For brokerage firms, getting sales professionals to price homes correctly must now be considered among the most important initiatives that a firm can engage in. Not only do overpriced listings cost the brokerage and sales professional’s money and time but they stretch out the time for when markets can return to health.”

Price adjustments on homes that are not selling are a critical element of what we do to get homes sold and closed.  If we as an industry and our customers expect the market to be better tomorrow than it is today, pricing is the key. 

If you are trying to sell your home you should be meeting with your Realtor every 3 to 4 weeks and getting a significant price adjustment to better position your property in the market place and affect a sale.

The question is:  Do you or do you not want to sell your home? 

 


Obama Loan Modification Program

02/16/2009

Found this on NYPost. Great advanced info on the soon to be announced Obama Mortgage Loan Mod Program….

A cornerstone of the economic recovery plan that President Barack Obama is expected to unveil Monday will be modifying problem mortgages….

In other words, as we have been predicting for almost a year on this blog Loan Modifications with principle reductions were inevitable.

In a nod to Main Street over Wall Street, sources familiar with the plan say Treasury Secretary Tim Geithner plans to allocate almost half of the remaining $350 billion in funds from the Trouble Asset Relief Program to the so-called “Mo Mod,” or mortgage modification, platform.

“Mo Mod” is an algorithmic mortgage processing program that can rewrite up to 500,000 loans a month, and will be a major part of Treasury’s plan to help repair tattered bank balance sheets.

The 21-day “Mo Mod” program works by structuring a new mortgage that more accurately reflects a home’s worth so that a troubled borrower no longer owes more on their home than the property is worth.

The process then enables a lender to pool these new mortgages together into securities that reflect more accurately a home’s value, which makes them less risky for investors.

As outlined, this plan will be much broader in scope than the Federal Deposit Insurance Corp.’s plan with IndyMac, which was initiated by FDIC Chairman Sheila Bair and has only been able to rework about 5,000 mortgages since last summer.

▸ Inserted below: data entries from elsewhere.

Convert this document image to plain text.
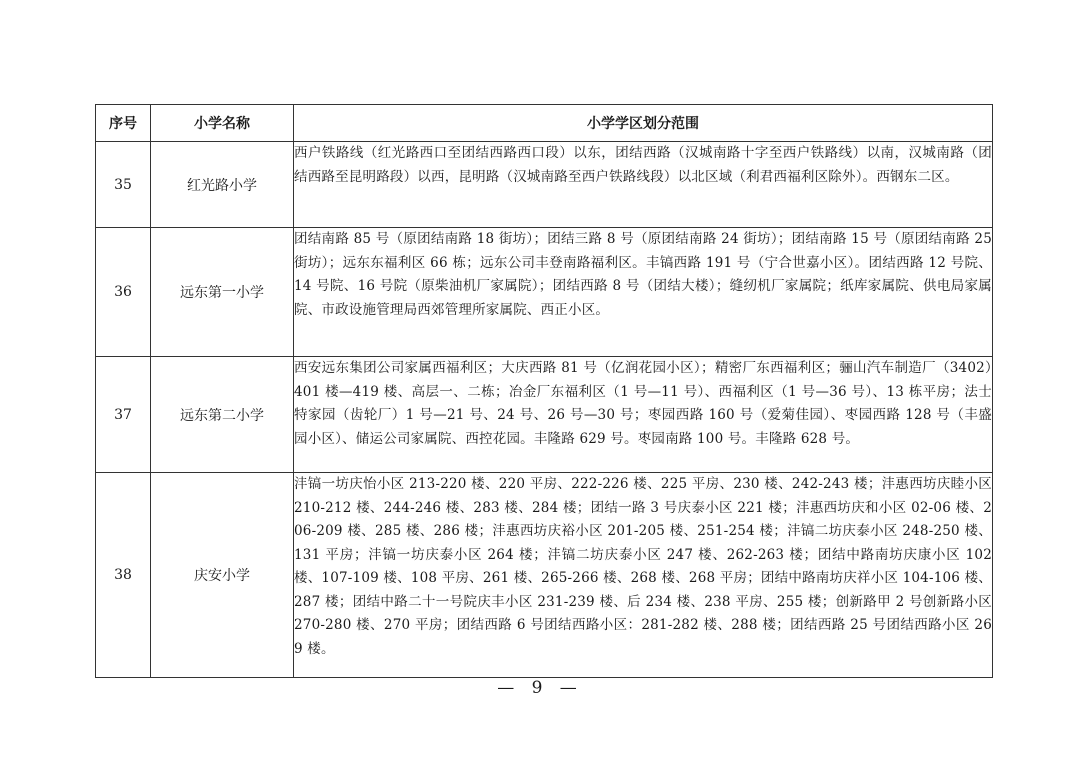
序号	小学名称	小学学区划分范围
35	红光路小学	西户铁路线（红光路西口至团结西路西口段）以东，团结西路（汉城南路十字至西户铁路线）以南，汉城南路（团结西路至昆明路段）以西，昆明路（汉城南路至西户铁路线段）以北区域（利君西福利区除外）。西钢东二区。
36	远东第一小学	团结南路 85 号（原团结南路 18 街坊）；团结三路 8 号（原团结南路 24 街坊）；团结南路 15 号（原团结南路 25 街坊）；远东东福利区 66 栋；远东公司丰登南路福利区。丰镐西路 191 号（宁合世嘉小区）。团结西路 12 号院、14 号院、16 号院（原柴油机厂家属院）；团结西路 8 号（团结大楼）；缝纫机厂家属院；纸库家属院、供电局家属院、市政设施管理局西郊管理所家属院、西正小区。
37	远东第二小学	西安远东集团公司家属西福利区；大庆西路 81 号（亿润花园小区）；精密厂东西福利区；骊山汽车制造厂（3402）401 楼—419 楼、高层一、二栋；冶金厂东福利区（1 号—11 号）、西福利区（1 号—36 号）、13 栋平房；法士特家园（齿轮厂）1 号—21 号、24 号、26 号—30 号；枣园西路 160 号（爱菊佳园）、枣园西路 128 号（丰盛园小区）、储运公司家属院、西控花园。丰隆路 629 号。枣园南路 100 号。丰隆路 628 号。
38	庆安小学	沣镐一坊庆怡小区 213-220 楼、220 平房、222-226 楼、225 平房、230 楼、242-243 楼；沣惠西坊庆睦小区 210-212 楼、244-246 楼、283 楼、284 楼；团结一路 3 号庆泰小区 221 楼；沣惠西坊庆和小区 02-06 楼、206-209 楼、285 楼、286 楼；沣惠西坊庆裕小区 201-205 楼、251-254 楼；沣镐二坊庆泰小区 248-250 楼、131 平房；沣镐一坊庆泰小区 264 楼；沣镐二坊庆泰小区 247 楼、262-263 楼；团结中路南坊庆康小区 102 楼、107-109 楼、108 平房、261 楼、265-266 楼、268 楼、268 平房；团结中路南坊庆祥小区 104-106 楼、287 楼；团结中路二十一号院庆丰小区 231-239 楼、后 234 楼、238 平房、255 楼；创新路甲 2 号创新路小区 270-280 楼、270 平房；团结西路 6 号团结西路小区：281-282 楼、288 楼；团结西路 25 号团结西路小区 269 楼。
— 9 —
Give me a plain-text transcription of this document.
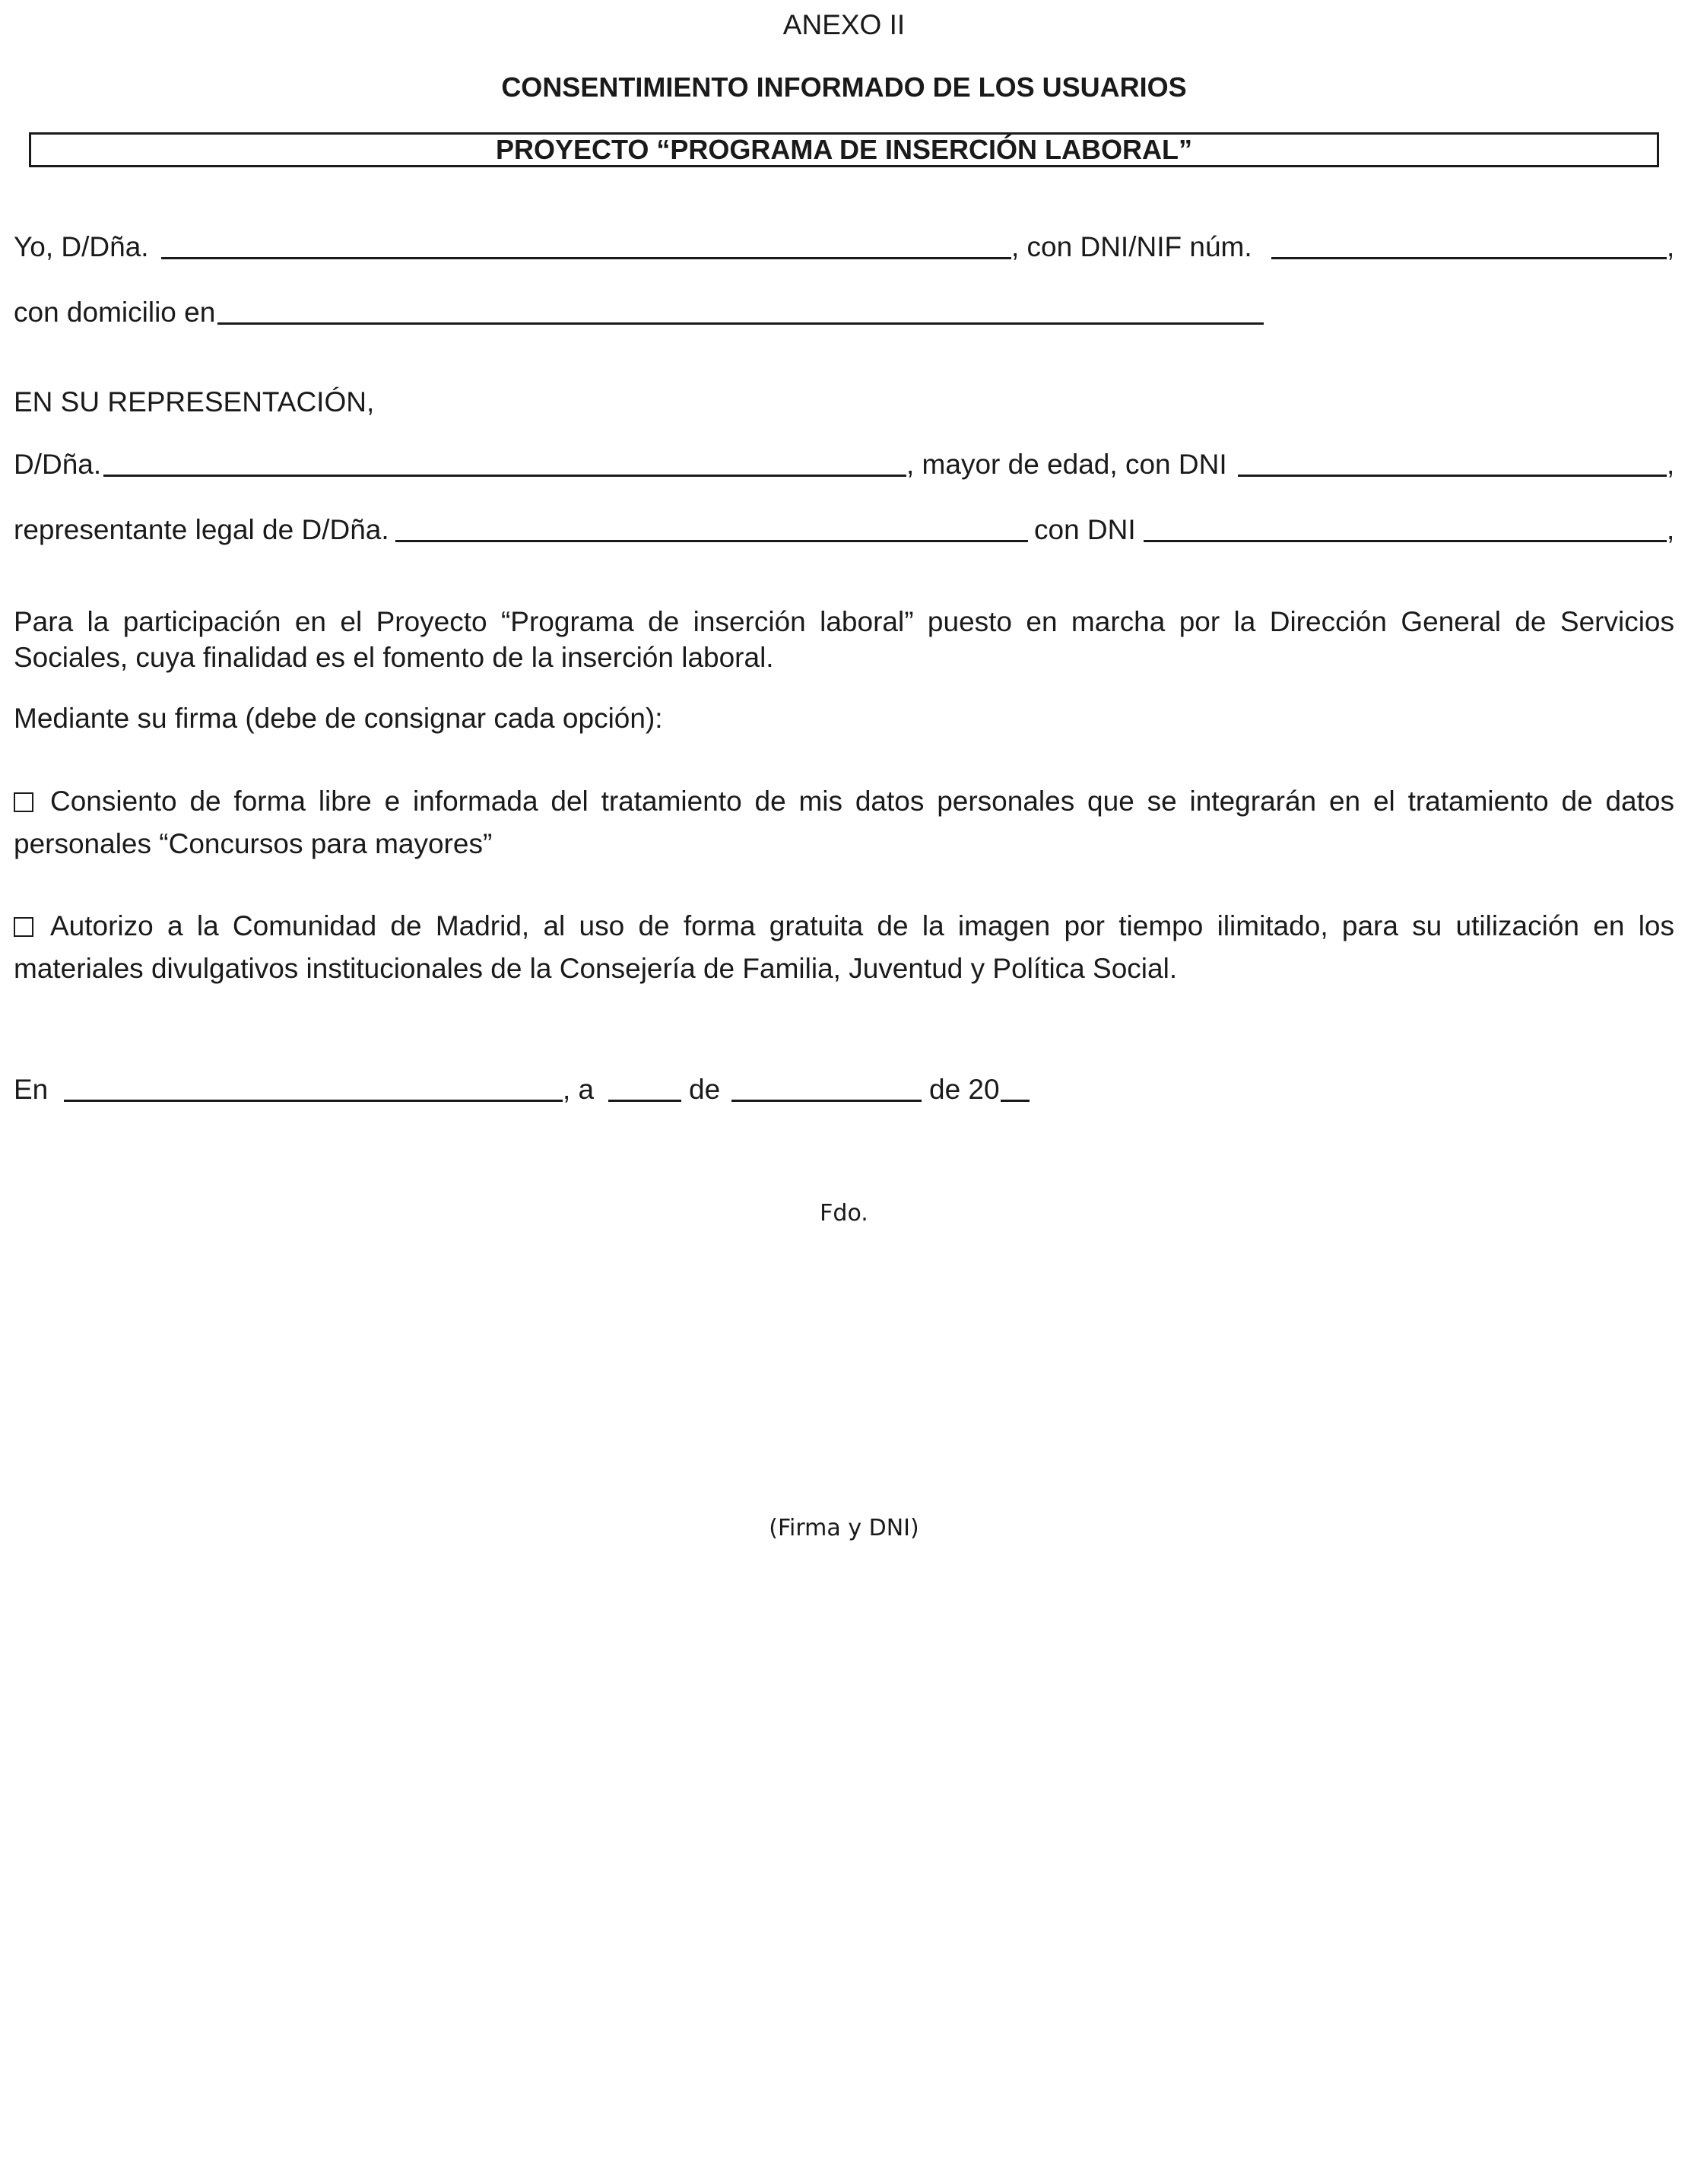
ANEXO II
CONSENTIMIENTO INFORMADO DE LOS USUARIOS
PROYECTO “PROGRAMA DE INSERCIÓN LABORAL”
Yo, D/Dña.	, con DNI/NIF núm.	,
con domicilio en
EN SU REPRESENTACIÓN,
D/Dña.	, mayor de edad, con DNI	,
representante legal de D/Dña.	con DNI	,
Para la participación en el Proyecto “Programa de inserción laboral” puesto en marcha por la Dirección General de Servicios Sociales, cuya finalidad es el fomento de la inserción laboral.
Mediante su firma (debe de consignar cada opción):
Consiento de forma libre e informada del tratamiento de mis datos personales que se integrarán en el tratamiento de datos personales “Concursos para mayores”
Autorizo a la Comunidad de Madrid, al uso de forma gratuita de la imagen por tiempo ilimitado, para su utilización en los materiales divulgativos institucionales de la Consejería de Familia, Juventud y Política Social.
En	, a	de	de 20
Fdo.
(Firma y DNI)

But it will also bail out borrowers who helped trigger the housing crisis by taking out loans they were unable to pay back from the outset, something that has drawn criticism because it effectively rewards the bad behavior of rogue borrowers and lenders.

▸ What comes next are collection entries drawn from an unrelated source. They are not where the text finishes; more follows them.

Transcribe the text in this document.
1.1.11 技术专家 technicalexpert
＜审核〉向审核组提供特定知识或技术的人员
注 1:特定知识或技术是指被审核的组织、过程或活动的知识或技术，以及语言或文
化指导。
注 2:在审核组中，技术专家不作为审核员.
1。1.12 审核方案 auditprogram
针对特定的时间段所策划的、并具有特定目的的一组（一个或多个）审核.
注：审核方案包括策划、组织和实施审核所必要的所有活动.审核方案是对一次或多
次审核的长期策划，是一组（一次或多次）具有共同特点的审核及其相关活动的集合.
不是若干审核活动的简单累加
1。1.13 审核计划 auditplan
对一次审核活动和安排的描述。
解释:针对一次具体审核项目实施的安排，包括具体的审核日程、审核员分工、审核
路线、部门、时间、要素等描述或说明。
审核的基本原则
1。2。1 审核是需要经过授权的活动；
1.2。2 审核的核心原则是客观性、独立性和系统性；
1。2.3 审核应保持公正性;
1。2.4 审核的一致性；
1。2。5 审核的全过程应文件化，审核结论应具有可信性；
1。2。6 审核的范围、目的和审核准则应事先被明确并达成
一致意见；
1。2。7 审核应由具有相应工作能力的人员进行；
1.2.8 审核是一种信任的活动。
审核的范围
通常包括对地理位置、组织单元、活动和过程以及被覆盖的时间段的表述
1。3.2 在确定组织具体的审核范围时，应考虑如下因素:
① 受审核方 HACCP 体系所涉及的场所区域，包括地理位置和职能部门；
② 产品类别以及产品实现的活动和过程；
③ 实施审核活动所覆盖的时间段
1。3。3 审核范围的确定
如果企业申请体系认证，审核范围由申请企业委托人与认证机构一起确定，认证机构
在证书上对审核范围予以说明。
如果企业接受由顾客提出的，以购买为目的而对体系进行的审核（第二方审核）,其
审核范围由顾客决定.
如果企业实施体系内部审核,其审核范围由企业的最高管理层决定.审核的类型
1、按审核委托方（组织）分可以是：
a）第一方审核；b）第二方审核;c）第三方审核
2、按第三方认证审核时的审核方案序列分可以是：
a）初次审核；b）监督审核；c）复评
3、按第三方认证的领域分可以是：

The “Mo Mod” platform relies on proprietary technology developed by a Ponte Vedra Beach, Fla.-based real-estate appraisal firm Smithfield & Wainwright, which built the system over 20 years and uses it for banking clients looking to liquidate mortgage holdings.

A spokesperson for Smithfield & Wainwright declined to comment on the plan. The Treasury Department did not return calls.

Stopping the slide in housing prices is a priority for the Obama administration, which is also considering providing government guarantees for home loans that have been modified by their servicers in order to stem a surge of foreclosures that’s hammering property values.

The “Mo Mod” plan comes as a record 19 million US houses stood empty at the end of 2008, and, according to real-estate Web site Zillow.com, US homeowners lost a record $3.3 trillion in equity last year.

About one-third of owners whose home values drop 20 percent or more below their loan principal will “hand the keys back to the bank,” said Norm Miller, director of real estate programs for the School of Business Administration at the University of San Diego.

“When you’re underwater and prices continue to fall, you tend to walk,” Miller said in an interview. “It’s a downward spiral that’s tough to stop because it feeds on itself. Foreclosures encourage other foreclosures and falling prices discourage buying.”